Alma describes the Savior as having a trio of attributes: grace, equity, and truth. Today, I’m pondering how those attributes work together and how I can incorporate them into my life. Here’s my understanding of the three terms:
- grace – unmerited blessings; a willingness to give to others without expecting anything in return, or at least with a knowledge that the recipient can never fully repay you
- equity – fairness and even-handedness; the absence of bias or favoritism
- truth – an accurate “knowledge of things as they really are” (D&C 93:24); a willingness to face difficult facts and avoid self-deception (even when you really want something to be true)

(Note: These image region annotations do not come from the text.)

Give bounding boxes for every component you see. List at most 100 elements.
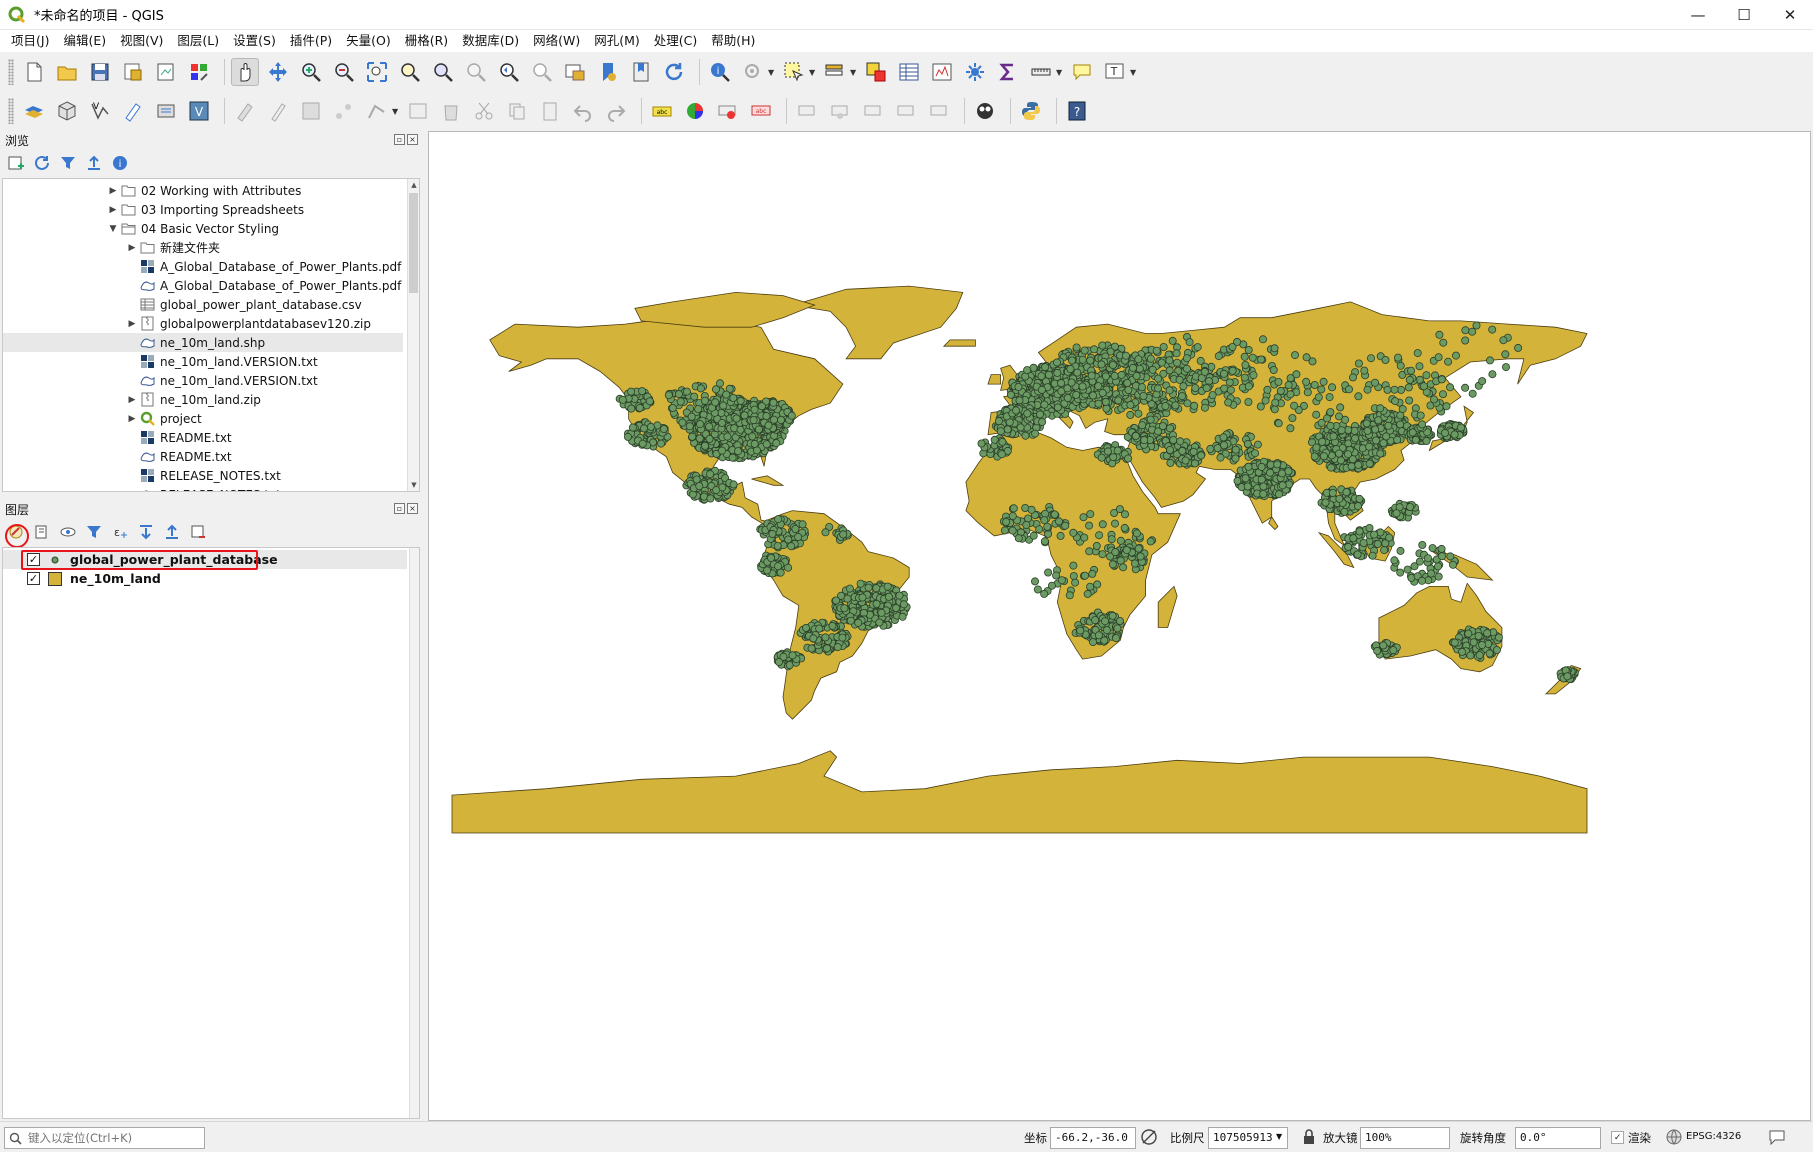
toggle-extents-icon[interactable] — [1140, 1128, 1158, 1146]
layer-item[interactable]: ✓ ne_10m_land — [3, 569, 407, 588]
collapse-all-icon[interactable] — [84, 153, 104, 173]
tree-item[interactable]: A_Global_Database_of_Power_Plants.pdf — [125, 276, 401, 295]
help-icon[interactable]: ? — [1063, 97, 1091, 125]
tree-item[interactable]: ne_10m_land.VERSION.txt — [125, 352, 318, 371]
chevron-down-icon[interactable]: ▼ — [1276, 1132, 1282, 1141]
paste-features-icon[interactable] — [536, 97, 564, 125]
open-project-icon[interactable] — [53, 58, 81, 86]
menu-item-3[interactable]: 图层(L) — [170, 30, 226, 52]
undo-icon[interactable] — [569, 97, 597, 125]
data-source-manager-icon[interactable] — [20, 97, 48, 125]
map-tips-icon[interactable] — [1068, 58, 1096, 86]
menu-item-0[interactable]: 项目(J) — [4, 30, 56, 52]
tree-item[interactable]: README.txt — [125, 447, 232, 466]
chevron-down-icon[interactable]: ▼ — [768, 68, 776, 77]
manage-visibility-icon[interactable] — [58, 522, 78, 542]
remove-layer-icon[interactable] — [188, 522, 208, 542]
world-map[interactable] — [429, 132, 1811, 1121]
maximize-button[interactable]: ☐ — [1721, 0, 1767, 30]
run-action-icon[interactable] — [739, 58, 767, 86]
new-map-view-icon[interactable] — [561, 58, 589, 86]
redo-icon[interactable] — [602, 97, 630, 125]
tree-item[interactable]: ▶ project — [125, 409, 202, 428]
pan-to-selection-icon[interactable] — [264, 58, 292, 86]
new-shapefile-layer-icon[interactable]: V — [86, 97, 114, 125]
menu-item-12[interactable]: 帮助(H) — [704, 30, 762, 52]
pan-map-icon[interactable] — [231, 58, 259, 86]
save-as-icon[interactable] — [119, 58, 147, 86]
save-layer-edits-icon[interactable] — [297, 97, 325, 125]
select-features-icon[interactable] — [780, 58, 808, 86]
move-label-icon[interactable] — [793, 97, 821, 125]
menu-item-11[interactable]: 处理(C) — [647, 30, 704, 52]
zoom-in-icon[interactable] — [297, 58, 325, 86]
chevron-down-icon[interactable]: ▼ — [392, 107, 400, 116]
float-panel-button[interactable]: ▫ — [394, 134, 405, 145]
scroll-up-icon[interactable]: ▲ — [408, 179, 419, 191]
chevron-right-icon[interactable]: ▶ — [125, 395, 139, 405]
tree-item[interactable]: ▶ 新建文件夹 — [125, 238, 220, 257]
crs-label[interactable]: EPSG:4326 — [1686, 1131, 1741, 1142]
tree-item[interactable]: RELEASE_NOTES.txt — [125, 466, 281, 485]
menu-item-2[interactable]: 视图(V) — [113, 30, 170, 52]
polygon-symbol-icon[interactable] — [48, 571, 62, 586]
tree-item[interactable]: ▶ 02 Working with Attributes — [106, 181, 302, 200]
menu-item-4[interactable]: 设置(S) — [226, 30, 283, 52]
coordinate-field[interactable]: -66.2,-36.0 — [1050, 1127, 1136, 1149]
new-project-icon[interactable] — [20, 58, 48, 86]
label-tool-icon[interactable]: abc — [648, 97, 676, 125]
pin-labels-icon[interactable] — [714, 97, 742, 125]
quickmapservices-icon[interactable] — [971, 97, 999, 125]
toggle-editing-icon[interactable] — [264, 97, 292, 125]
locator-bar[interactable] — [4, 1127, 205, 1149]
browser-tree[interactable]: ▲ ▼ ▶ 02 Working with Attributes ▶ 03 Impor… — [2, 178, 420, 492]
show-hide-labels-icon[interactable]: abc — [747, 97, 775, 125]
statistical-summary-icon[interactable] — [994, 58, 1022, 86]
zoom-full-icon[interactable] — [363, 58, 391, 86]
tree-item[interactable]: ▶ 03 Importing Spreadsheets — [106, 200, 305, 219]
new-temporary-layer-icon[interactable] — [119, 97, 147, 125]
delete-selected-icon[interactable] — [437, 97, 465, 125]
filter-legend-icon[interactable] — [84, 522, 104, 542]
zoom-native-icon[interactable] — [462, 58, 490, 86]
identify-features-icon[interactable]: i — [706, 58, 734, 86]
close-panel-button[interactable]: × — [407, 134, 418, 145]
collapse-all-icon[interactable] — [162, 522, 182, 542]
zoom-to-layer-icon[interactable] — [429, 58, 457, 86]
minimize-button[interactable]: — — [1675, 0, 1721, 30]
measure-line-icon[interactable] — [1027, 58, 1055, 86]
locator-input[interactable] — [28, 1131, 198, 1145]
tree-item[interactable]: ▶ ne_10m_land.zip — [125, 390, 261, 409]
layer-tree[interactable]: ✓ global_power_plant_database ✓ ne_10m_land — [2, 547, 420, 1119]
scrollbar-thumb[interactable] — [409, 193, 418, 293]
chevron-down-icon[interactable]: ▼ — [1130, 68, 1138, 77]
chevron-right-icon[interactable]: ▶ — [106, 186, 120, 196]
zoom-next-icon[interactable] — [528, 58, 556, 86]
python-console-icon[interactable] — [1017, 97, 1045, 125]
deselect-features-icon[interactable] — [862, 58, 890, 86]
add-group-icon[interactable] — [32, 522, 52, 542]
toolbar-grip[interactable] — [8, 59, 14, 85]
show-bookmarks-icon[interactable] — [627, 58, 655, 86]
crs-globe-icon[interactable] — [1665, 1128, 1683, 1146]
magnifier-field[interactable]: 100% — [1360, 1127, 1450, 1149]
rotate-label-icon[interactable] — [826, 97, 854, 125]
browser-scrollbar[interactable]: ▲ ▼ — [407, 179, 419, 491]
label-properties-icon[interactable] — [892, 97, 920, 125]
chevron-right-icon[interactable]: ▶ — [106, 205, 120, 215]
cut-features-icon[interactable] — [470, 97, 498, 125]
layer-visibility-checkbox[interactable]: ✓ — [27, 572, 40, 585]
chevron-down-icon[interactable]: ▼ — [809, 68, 817, 77]
menu-item-6[interactable]: 矢量(O) — [339, 30, 398, 52]
select-by-value-icon[interactable] — [821, 58, 849, 86]
map-canvas[interactable] — [428, 131, 1811, 1121]
filter-icon[interactable] — [58, 153, 78, 173]
diagram-tool-icon[interactable] — [681, 97, 709, 125]
processing-toolbox-icon[interactable] — [961, 58, 989, 86]
zoom-to-selection-icon[interactable] — [396, 58, 424, 86]
menu-item-8[interactable]: 数据库(D) — [455, 30, 526, 52]
tree-item[interactable]: global_power_plant_database.csv — [125, 295, 362, 314]
vertex-tool-icon[interactable] — [363, 97, 391, 125]
tree-item[interactable]: A_Global_Database_of_Power_Plants.pdf — [125, 257, 401, 276]
menu-item-7[interactable]: 栅格(R) — [398, 30, 455, 52]
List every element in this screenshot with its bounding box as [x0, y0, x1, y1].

What happens if you develop one of these attributes without the others?
- If you have grace, but not equity or truth, you might sympathize with specific individuals and champion their causes without considering the impact on other people. You might also “run faster…than you have strength” (D&C 10:4), trying to serve others in a way that is not sustainable over time.
- If you have equity, but not grace or truth, you may be so focused on doing things “the right way” that you fail to recognize the unique needs of individuals. You may apply policies effectively and consistently, but may fail to perceive cases where exceptions to the policy are in order.
- If you have truth, but not grace or equity, you may have a rock-solid understanding of the world around you but may be completely incapable of applying that understanding to real-world problems in a way that helps other people and makes the world a better place.
I am grateful for a God who perfectly embodies the attributes of grace, equity, and truth. Today, I renew my commitment to develop all three of these attributes in emulation of Him: to be simultaneously generous, fair, and honest.